A journey towards living an inspired life of love in the modern world

Light of the World? — July 5, 2024

Light of the World?

All documentaries are not the same. I watched the 3 episodes of Unveiled: Surviving La Luz Del Mundo on Max the past several days. This was not the first I had heard of the abuses in this church, and to be depressingly honest, nothing that happened there is particularly new and/or unique. Money, sexual abuse, pedophilia, and violence are rampant when organizations exist for the veneration of the leaders rather than serving any other purpose. Every whim and desire, no matter how disturbing, is satisfied because…well, the same reasons.

Every cult documentary follows a similar script. The (whatever) grows and sounds awesome, the people are finding a beautiful community, they feel like family, the leader/teacher/visionary has some special gifts of charisma and a magnetic personality. The first episode, usually, leaves us cringing because it all sounds fine, like a place we’d like to be. There are probably a few hints as to the coming nightmare, but (insert name here) is great. Then, in episode 2, the head man starts with the controlling, then leveraging his position to start abusing those “lucky” enough to have such access to a “Man of god.” Episode 3 is when it all falls apart and people die, or the authorities finally get involved and inevitably ends with a sad caricature of “justice,” leaving the victims further damaged.
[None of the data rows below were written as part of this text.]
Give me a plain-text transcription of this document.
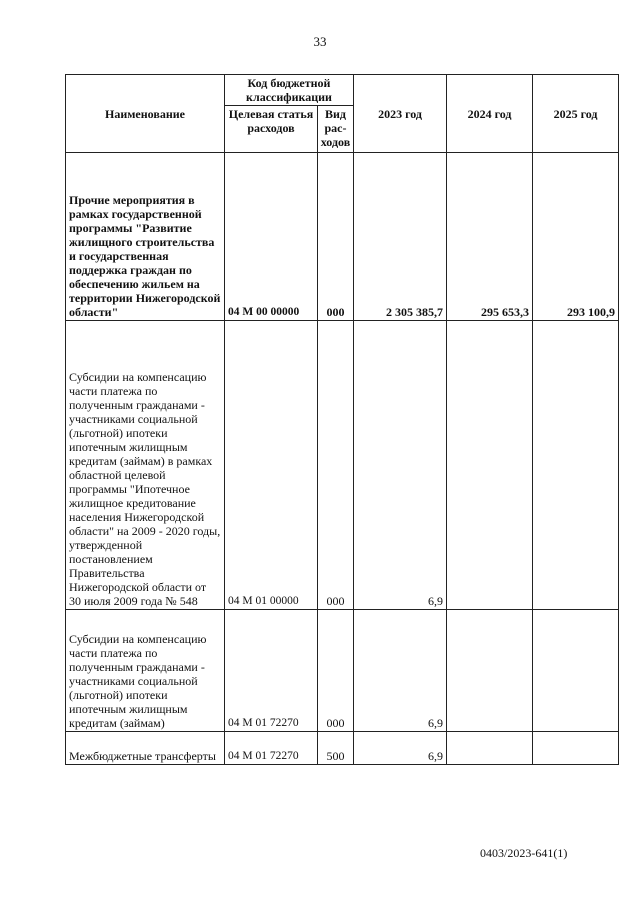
33
Наименование	Код бюджетной классификации		2023 год	2024 год	2025 год
	Целевая статья расходов	Вид рас-ходов			
Прочие мероприятия в рамках государственной программы "Развитие жилищного строительства и государственная поддержка граждан по обеспечению жильем на территории Нижегородской области"	04 М 00 00000	000	2 305 385,7	295 653,3	293 100,9
Субсидии на компенсацию части платежа по полученным гражданами - участниками социальной (льготной) ипотеки ипотечным жилищным кредитам (займам) в рамках областной целевой программы "Ипотечное жилищное кредитование населения Нижегородской области" на 2009 - 2020 годы, утвержденной постановлением Правительства Нижегородской области от 30 июля 2009 года № 548	04 М 01 00000	000	6,9		
Субсидии на компенсацию части платежа по полученным гражданами - участниками социальной (льготной) ипотеки ипотечным жилищным кредитам (займам)	04 М 01 72270	000	6,9		
Межбюджетные трансферты	04 М 01 72270	500	6,9		
0403/2023-641(1)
Most docs detail the abuse and interview some victims, and it’s awful. This one, though, followed mostly the same template (down to the inept prosecutors), with a noticeable exception. The victims told the story. There was no “and it all seemed so good,” it was “we thought it was good, but…” right from the start. You’d think this would lessen the impact, but the filmmakers trained the cameras on the faces of the abused and left it there. There weren’t sound bites, the people were able to tell their stories the way they wanted to, in the time they needed. They cried, and so did we, as all of our hearts broke. I felt the “apostle’s” hands on me, his words in my ears. We, as human beings, were all violated.

Episode 3 ended with the head of the monster getting 16 (!!!) years in prison (amid the looming question of, if they were white women, would it have been more? And the obvious answers in the form of previous cult precedents), and many in the church still defending the guilty. Sometimes it’s harder to wake up, isn’t it?
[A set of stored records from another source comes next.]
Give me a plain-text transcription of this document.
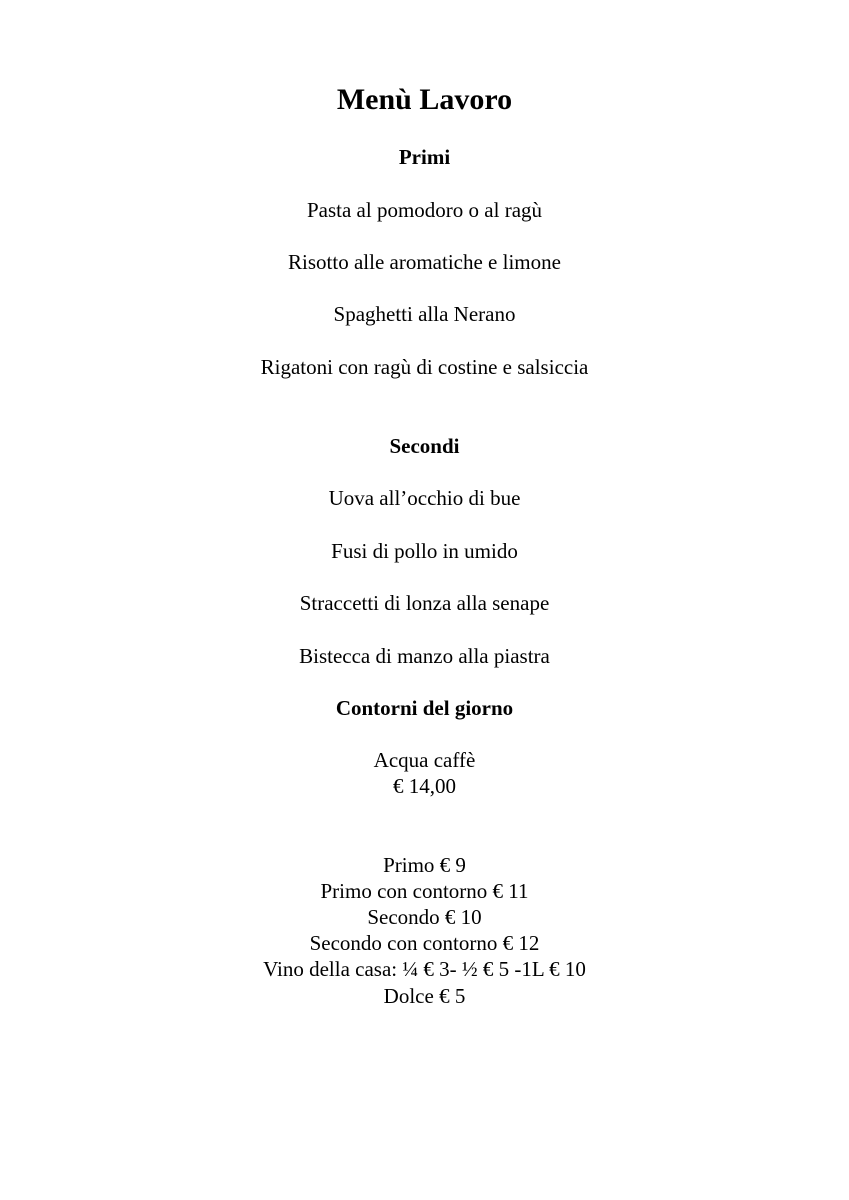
Menù Lavoro
Primi
Pasta al pomodoro o al ragù
Risotto alle aromatiche e limone
Spaghetti alla Nerano
Rigatoni con ragù di costine e salsiccia
Secondi
Uova all’occhio di bue
Fusi di pollo in umido
Straccetti di lonza alla senape
Bistecca di manzo alla piastra
Contorni del giorno
Acqua caffè
€ 14,00
Primo € 9
Primo con contorno € 11
Secondo € 10
Secondo con contorno € 12
Vino della casa: ¼ € 3- ½ € 5 -1L € 10
Dolce € 5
I know why and how this happens, but that doesn’t make anything less horrific. These documentaries expose us all – the reason they persist is in our unwillingness to relate. We think we’re so different, and that this La Luz Del Mundo congregation is a separate incident of corruption and abhorrent behavior. But it happens too much for us to call it an isolated incident. Too much to call it “them.” There’s no them, it’s all us. And we should all have to look in the eyes of the victims, because maybe then, we’ll feel enough to get off our couches and stop this nonsense, because as long as even one of us is seen and treated as less than human, we all are.